Further, in the rotation direction of the pick 200, the pick 200 is tilted forward; the rear side of at least one cutting pick 200 is provided with a hopper 300, as shown in fig. 16-18, the cutting pick 200 rotates forwards along the rotation direction, and the top end of the cutting pick 200 inclines forwards, so that the knocking force of the cutting pick 200 on the rock stratum 204 is more concentrated, and the cutting efficiency is improved; the cut slag 203 falls onto the hopper 300 at the rear side and is carried out to the ground, thereby being beneficial to ensuring the slotting effect.

When the pick 200 cuts the formation 204, the angled magazine 300 contacts the formation 204 to form a space. Slag 203 generated by the previous pick 200 cutting the formation 204 falls into the following hopper 300 and is eventually discharged. As shown in fig. 19, the left and right sides of the cutting arm are each a rock layer 204, and during the actual grooving operation, the cutting pick 200 strikes the rock layer 204 and brings slag 203 out through the hopper 300, thereby forming a groove. The picks 200 interact with the formation 204 and slag 203 resulting from the breaking of the formation 204 falls into the subsequent hopper 300. As can be seen, the formation 204 on both sides and one side of the hopper 300 form a "concave" space that is used to hold the slag 203 and eventually drain as the chain 400 runs.

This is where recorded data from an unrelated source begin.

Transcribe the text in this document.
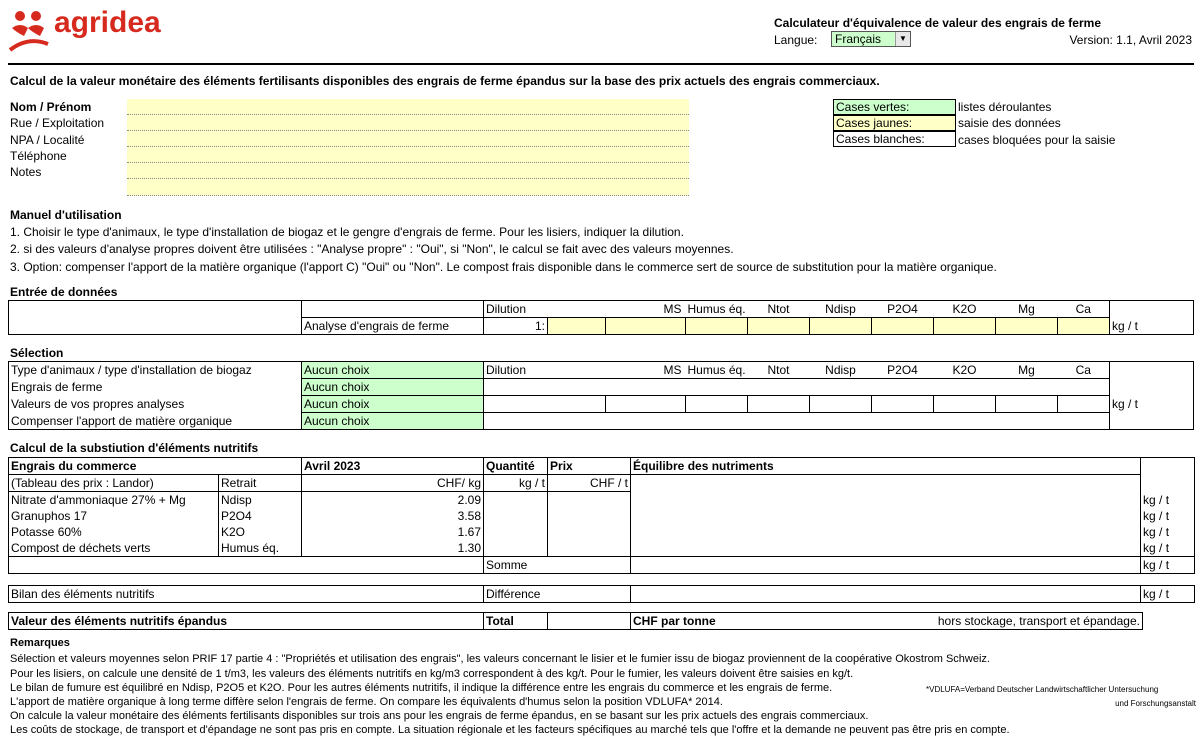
agridea	Calculateur d'équivalence de valeur des engrais de ferme
Langue: Français	▼	Version: 1.1, Avril 2023
Calcul de la valeur monétaire des éléments fertilisants disponibles des engrais de ferme épandus sur la base des prix actuels des engrais commerciaux.
Nom / Prénom
Rue / Exploitation
NPA / Localité
Téléphone
Notes
Cases vertes:
Cases jaunes:
Cases blanches:
listes déroulantes
saisie des données
cases bloquées pour la saisie
Manuel d'utilisation
1. Choisir le type d'animaux, le type d'installation de biogaz et le gengre d'engrais de ferme. Pour les lisiers, indiquer la dilution.
2. si des valeurs d'analyse propres doivent être utilisées : "Analyse propre" : "Oui", si "Non", le calcul se fait avec des valeurs moyennes.
3. Option: compenser l'apport de la matière organique (l'apport C) "Oui" ou "Non". Le compost frais disponible dans le commerce sert de source de substitution pour la matière organique.
Entrée de données
		Dilution		MS	Humus éq.	Ntot	Ndisp	P2O4	K2O	Mg	Ca	
	Analyse d'engrais de ferme	1:										kg / t
Sélection
Type d'animaux / type d'installation de biogaz	Aucun choix	Dilution	MS	Humus éq.	Ntot	Ndisp	P2O4	K2O	Mg	Ca	
Engrais de ferme	Aucun choix										
Valeurs de vos propres analyses	Aucun choix										kg / t
Compenser l'apport de matière organique	Aucun choix										
Calcul de la substiution d'éléments nutritifs
Engrais du commerce		Avril 2023	Quantité	Prix	Équilibre des nutriments	
(Tableau des prix : Landor)	Retrait	CHF/ kg	kg / t	CHF / t		
Nitrate d'ammoniaque 27% + Mg	Ndisp	2.09				kg / t
Granuphos 17	P2O4	3.58				kg / t
Potasse 60%	K2O	1.67				kg / t
Compost de déchets verts	Humus éq.	1.30				kg / t
			Somme			kg / t
Bilan des éléments nutritifs	Différence		kg / t
Valeur des éléments nutritifs épandus	Total		CHF par tonne	hors stockage, transport et épandage.
Remarques
Sélection et valeurs moyennes selon PRIF 17 partie 4 : "Propriétés et utilisation des engrais", les valeurs concernant le lisier et le fumier issu de biogaz proviennent de la coopérative Okostrom Schweiz.
Pour les lisiers, on calcule une densité de 1 t/m3, les valeurs des éléments nutritifs en kg/m3 correspondent à des kg/t. Pour le fumier, les valeurs doivent être saisies en kg/t.
Le bilan de fumure est équilibré en Ndisp, P2O5 et K2O. Pour les autres éléments nutritifs, il indique la différence entre les engrais du commerce et les engrais de ferme.
L'apport de matière organique à long terme diffère selon l'engrais de ferme. On compare les équivalents d'humus selon la position VDLUFA* 2014.
On calcule la valeur monétaire des éléments fertilisants disponibles sur trois ans pour les engrais de ferme épandus, en se basant sur les prix actuels des engrais commerciaux.
Les coûts de stockage, de transport et d'épandage ne sont pas pris en compte. La situation régionale et les facteurs spécifiques au marché tels que l'offre et la demande ne peuvent pas être pris en compte.
*VDLUFA=Verband Deutscher Landwirtschaftlicher Untersuchung
und Forschungsanstalt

In one embodiment, hopper 300 includes a receiving plate 301, receiving plate 301 being capable of receiving the rock slag 203 being cut. Further, the receiving plate 301 extends along the axial direction and is inclined relative to the axial direction, as shown in fig. 19 and 20, the receiving plate 301 is inclined relative to the axial direction, which is beneficial to guiding the slag 203 falling onto the receiving plate 301 to roll outwards, so that the slag 203 falls onto the outside of the slot, and is convenient to collect and clean. Preferably, the inclined directions of the receiving plates 301 of two adjacent hoppers 300 are opposite to guide the slag 203 to fall to both sides of the slot, avoiding too much accumulation of the slag 203 on one side.

Further, the stock plate 301 on the rear side of the first pick 211 is inclined to the rear side in the deviating direction of the first trajectory line 201; the stock plate 301 on the rear side of the second pick 212 is inclined to the rear side in the direction of deviation of the second trajectory line 202, the first trajectory line 201 is deviated to the left as shown in fig. 15 and 20, the second trajectory line 202 is deviated to the right, the pick 200 is rotated from the rear-to-front direction 405 at the time of grooving, the stock plate 301 on the rear side of the first pick 211 also passes through the first trajectory line 201 and is inclined to the rear side in the left direction, so that the slag 203 is guided to the left side; the stock receiving plate 301 on the rear side of the second pick 212 also passes through the second trajectory line 202 and is inclined to the rear side in a rightward direction, thereby guiding the slag 203 to the right.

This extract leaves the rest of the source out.